July 21 this year found her in a pensive and yet steely mood. On Martyrs’ Day, as we in Trinamool remember the date, she took a pledge of renewal. Didi gave an inspiring speech that day. For me, two key messages stood. She said, “I am made of flesh and blood. I am not a machine, I have a heart.” Then she put out a clarion call: “Bengal will be run by the people of Bengal. Not by outsiders.”
Those lines, especially the second one, gave me goose pimples. I realised my leader and my mentor was motivating Trinamool workers in the midst of the third defining struggle of her life – the battle against the BJP, but more than that, the battle for the soul of Bengal.
Her first statement attempts to draw a clear differentiation of Trinamool’s politics of the heart from the BJP’s cold, clinical political machine.

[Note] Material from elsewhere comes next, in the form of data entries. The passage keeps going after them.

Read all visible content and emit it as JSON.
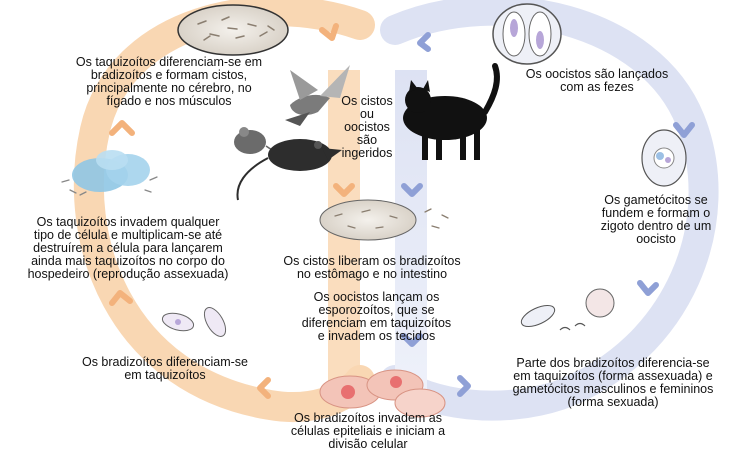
{
  "colors": {
    "orange_loop": "#f9d7b3",
    "orange_arrow": "#f3b27c",
    "blue_loop": "#dde2f3",
    "blue_arrow": "#8fa0d6",
    "cell_blue": "#8fc6e4",
    "red_cell": "#e87070",
    "text": "#111111"
  },
  "icons": [
    "cyst-icon",
    "oocyst-icon",
    "bird-icon",
    "mouse-icon",
    "rat-icon",
    "cat-icon",
    "tachyzoite-cells-icon",
    "gametocytes-icon",
    "bradyzoites-icon",
    "epithelial-cells-icon"
  ],
  "labels": {
    "cysts_form": "Os taquizoítos diferenciam-se em\nbradizoítos e formam cistos,\nprincipalmente no cérebro, no\nfígado e nos músculos",
    "ingested": "Os cistos\nou\noocistos\nsão\ningeridos",
    "oocysts_feces": "Os oocistos são lançados\ncom as fezes",
    "gametocytes_fuse": "Os gametócitos se\nfundem e formam o\nzigoto dentro de um\noocisto",
    "tachyzoites_invade": "Os taquizoítos invadem qualquer\ntipo de célula e multiplicam-se até\ndestruírem a célula para lançarem\nainda mais taquizoítos no corpo do\nhospedeiro (reprodução assexuada)",
    "cysts_release": "Os cistos liberam os bradizoítos\nno estômago e no intestino",
    "oocysts_release": "Os oocistos lançam os\nesporozoítos, que se\ndiferenciam em taquizoítos\ne invadem os tecidos",
    "bradyzoites_diff": "Os bradizoítos diferenciam-se\nem taquizoítos",
    "part_bradyzoites": "Parte dos bradizoítos diferencia-se\nem taquizoítos (forma assexuada) e\ngametócitos masculinos e femininos\n(forma sexuada)",
    "bradyzoites_invade": "Os bradizoítos invadem as\ncélulas epiteliais e iniciam a\ndivisão celular"
  }
}
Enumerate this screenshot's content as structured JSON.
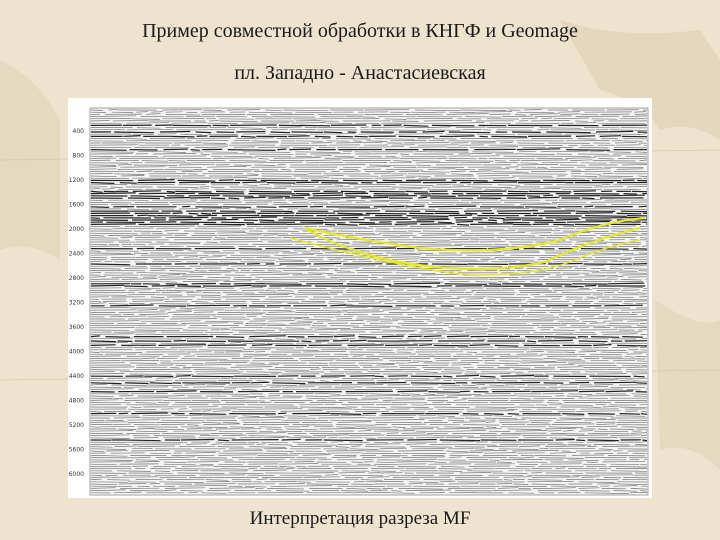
{
  "header": {
    "title": "Пример совместной обработки  в КНГФ и Geomage",
    "subtitle": "пл. Западно - Анастасиевская"
  },
  "figure": {
    "depth_labels": [
      "400",
      "800",
      "1200",
      "1600",
      "2000",
      "2400",
      "2800",
      "3200",
      "3600",
      "4000",
      "4400",
      "4800",
      "5200",
      "5600",
      "6000"
    ],
    "caption": "Интерпретация разреза MF"
  }
}
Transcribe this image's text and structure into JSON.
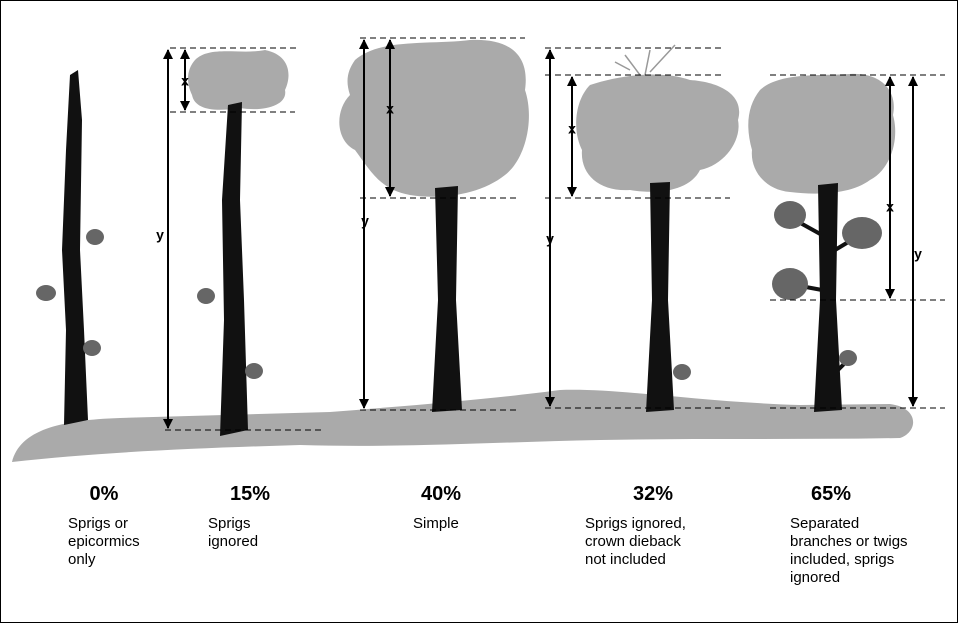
{
  "marker_labels": {
    "x": "x",
    "y": "y"
  },
  "trees": [
    {
      "percent": "0%",
      "caption": [
        "Sprigs or",
        "epicormics",
        "only"
      ]
    },
    {
      "percent": "15%",
      "caption": [
        "Sprigs",
        "ignored"
      ]
    },
    {
      "percent": "40%",
      "caption": [
        "Simple"
      ]
    },
    {
      "percent": "32%",
      "caption": [
        "Sprigs ignored,",
        "crown dieback",
        "not included"
      ]
    },
    {
      "percent": "65%",
      "caption": [
        "Separated",
        "branches or twigs",
        "included, sprigs",
        "ignored"
      ]
    }
  ]
}
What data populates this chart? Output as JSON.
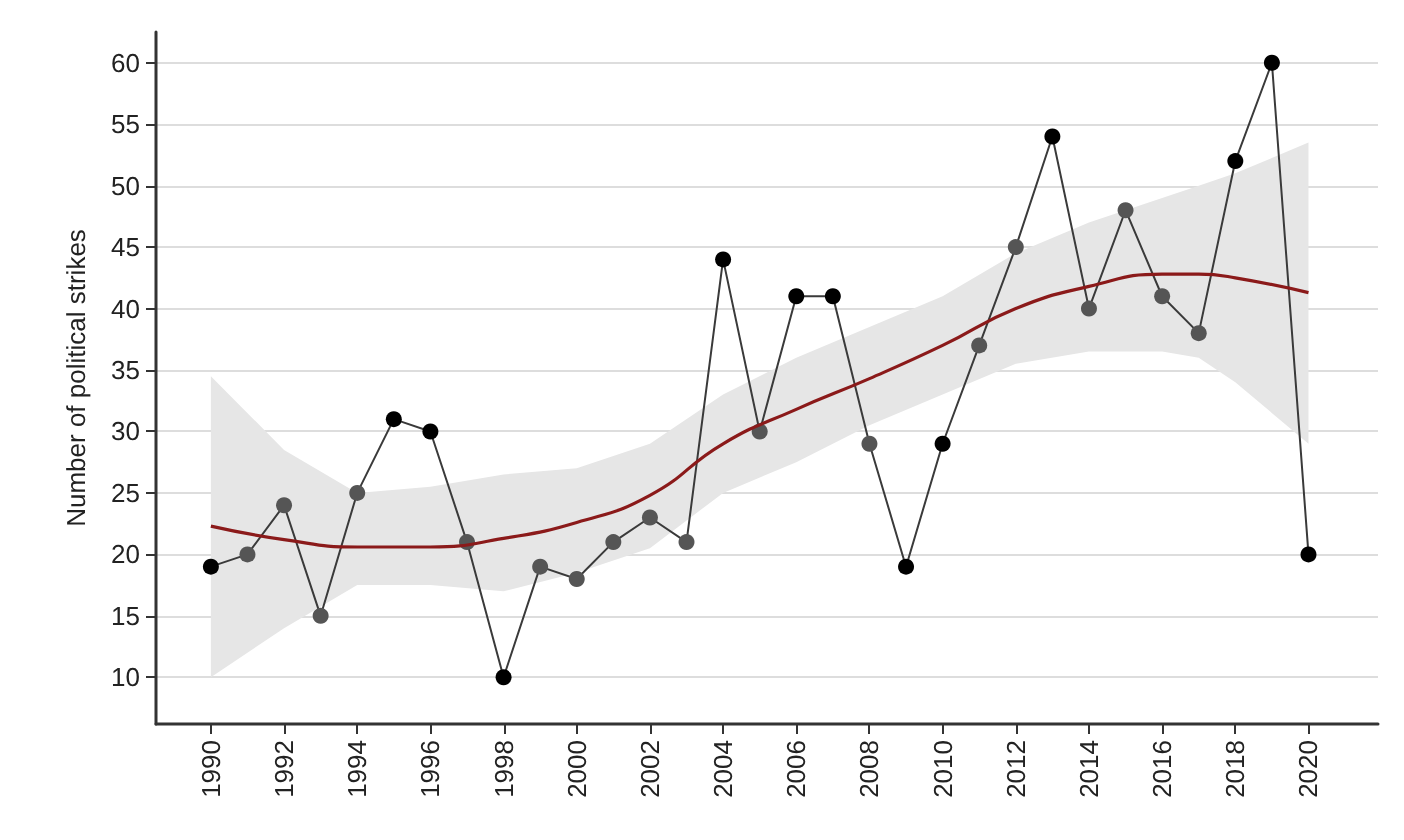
{
  "chart_data": {
    "type": "line",
    "ylabel": "Number of political strikes",
    "x": [
      1990,
      1991,
      1992,
      1993,
      1994,
      1995,
      1996,
      1997,
      1998,
      1999,
      2000,
      2001,
      2002,
      2003,
      2004,
      2005,
      2006,
      2007,
      2008,
      2009,
      2010,
      2011,
      2012,
      2013,
      2014,
      2015,
      2016,
      2017,
      2018,
      2019,
      2020
    ],
    "series": [
      {
        "color": "#3a3a3a",
        "marker": "circle",
        "values": [
          19,
          20,
          24,
          15,
          25,
          31,
          30,
          21,
          10,
          19,
          18,
          21,
          23,
          21,
          44,
          30,
          41,
          41,
          29,
          19,
          29,
          37,
          45,
          54,
          40,
          48,
          41,
          38,
          52,
          60,
          20
        ],
        "colors": [
          "#000000",
          "#555555",
          "#555555",
          "#555555",
          "#555555",
          "#000000",
          "#000000",
          "#555555",
          "#000000",
          "#555555",
          "#555555",
          "#555555",
          "#555555",
          "#555555",
          "#000000",
          "#555555",
          "#000000",
          "#000000",
          "#555555",
          "#000000",
          "#000000",
          "#555555",
          "#555555",
          "#000000",
          "#555555",
          "#555555",
          "#555555",
          "#555555",
          "#000000",
          "#000000",
          "#000000"
        ]
      },
      {
        "color": "#8b1a1a",
        "marker": "none",
        "x": [
          1990,
          1992,
          1994,
          1996,
          1998,
          2000,
          2002,
          2004,
          2006,
          2008,
          2010,
          2012,
          2014,
          2016,
          2017,
          2018,
          2020
        ],
        "values": [
          22.3,
          21.2,
          20.6,
          20.6,
          21.3,
          22.6,
          24.8,
          29,
          31.8,
          34.3,
          37,
          40,
          41.8,
          42.8,
          42.8,
          42.5,
          41.3
        ],
        "lower": [
          10,
          14,
          17.5,
          17.5,
          17,
          18.5,
          20.5,
          25,
          27.5,
          30.5,
          33,
          35.5,
          36.5,
          36.5,
          36,
          34,
          29
        ],
        "upper": [
          34.5,
          28.5,
          25,
          25.5,
          26.5,
          27,
          29,
          33,
          36,
          38.5,
          41,
          44.5,
          47,
          49,
          50,
          51,
          53.5
        ]
      }
    ],
    "xlim": [
      1988.5,
      2021.9
    ],
    "xticks": [
      1990,
      1992,
      1994,
      1996,
      1998,
      2000,
      2002,
      2004,
      2006,
      2008,
      2010,
      2012,
      2014,
      2016,
      2018,
      2020
    ],
    "ylim": [
      6.2,
      62.5
    ],
    "yticks": [
      10,
      15,
      20,
      25,
      30,
      35,
      40,
      45,
      50,
      55,
      60
    ],
    "grid": "y"
  }
}
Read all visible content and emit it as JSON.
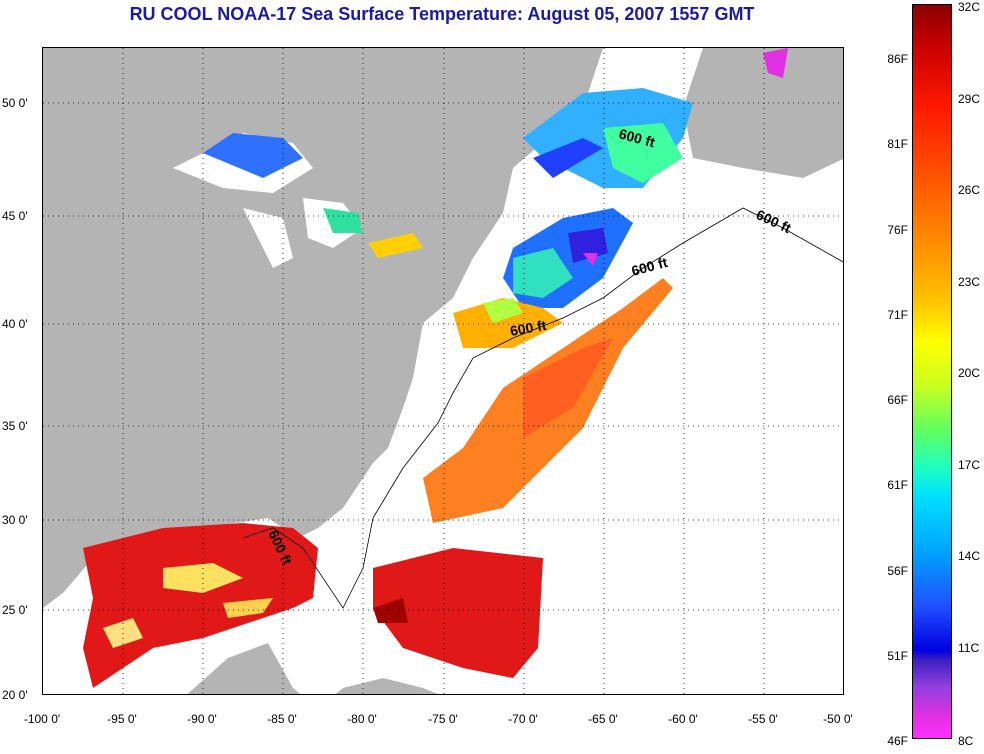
{
  "title": "RU COOL  NOAA-17  Sea Surface Temperature:  August 05, 2007 1557 GMT",
  "y_ticks": [
    "50 0'",
    "45 0'",
    "40 0'",
    "35 0'",
    "30 0'",
    "25 0'",
    "20 0'"
  ],
  "x_ticks": [
    "-100 0'",
    "-95 0'",
    "-90 0'",
    "-85 0'",
    "-80 0'",
    "-75 0'",
    "-70 0'",
    "-65 0'",
    "-60 0'",
    "-55 0'",
    "-50 0'"
  ],
  "contour_labels": [
    "600 ft",
    "600 ft",
    "600 ft",
    "600 ft",
    "600 ft"
  ],
  "colorbar": {
    "fahrenheit": [
      "86F",
      "81F",
      "76F",
      "71F",
      "66F",
      "61F",
      "56F",
      "51F",
      "46F"
    ],
    "celsius": [
      "32C",
      "29C",
      "26C",
      "23C",
      "20C",
      "17C",
      "14C",
      "11C",
      "8C"
    ]
  },
  "colors": {
    "title": "#1a1aa6",
    "land": "#b4b4b4",
    "no_data": "#ffffff"
  }
}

The second statement needs to be understood even more carefully. In all the years I have known her, Mamata Banerjee has come across as a person without prejudice. Religion, language, cultural background or ethnicity, none of these matters to her. There is no “outsider” or “insider” in her family, her Bengal and her India. Why then did she talk about “outsiders” in the context of the upcoming assembly election in our state?
The point is simple. The forces that are seeking to displace Trinamool don’t just want to win an election, they want to fundamentally destabilise Bengal’s social harmony and tear apart its fabric. The inclusive and shared history of Bengal’s people is under threat from those who are “outside” of this culture. And this genuinely worries Mamata Banerjee. This is what makes the third great struggle of Didi’s political journey her most crucial. The years 2021 (assembly election) and then 2024 (Lok Sabha election) will write the future of Bengal. And Mother Courage herself is leading from the front.
PS: Didi entered national politics in December 1984, when she won the Lok Sabha election from Jadavpur constituency. 13 years later, on January 1, 1998, she founded Trinamool. Another 13 years later, in May 2011, she liberated Bengal from CPI(M) dictatorship. A further 13 years later is May 2024 …maybe 13 is her lucky number!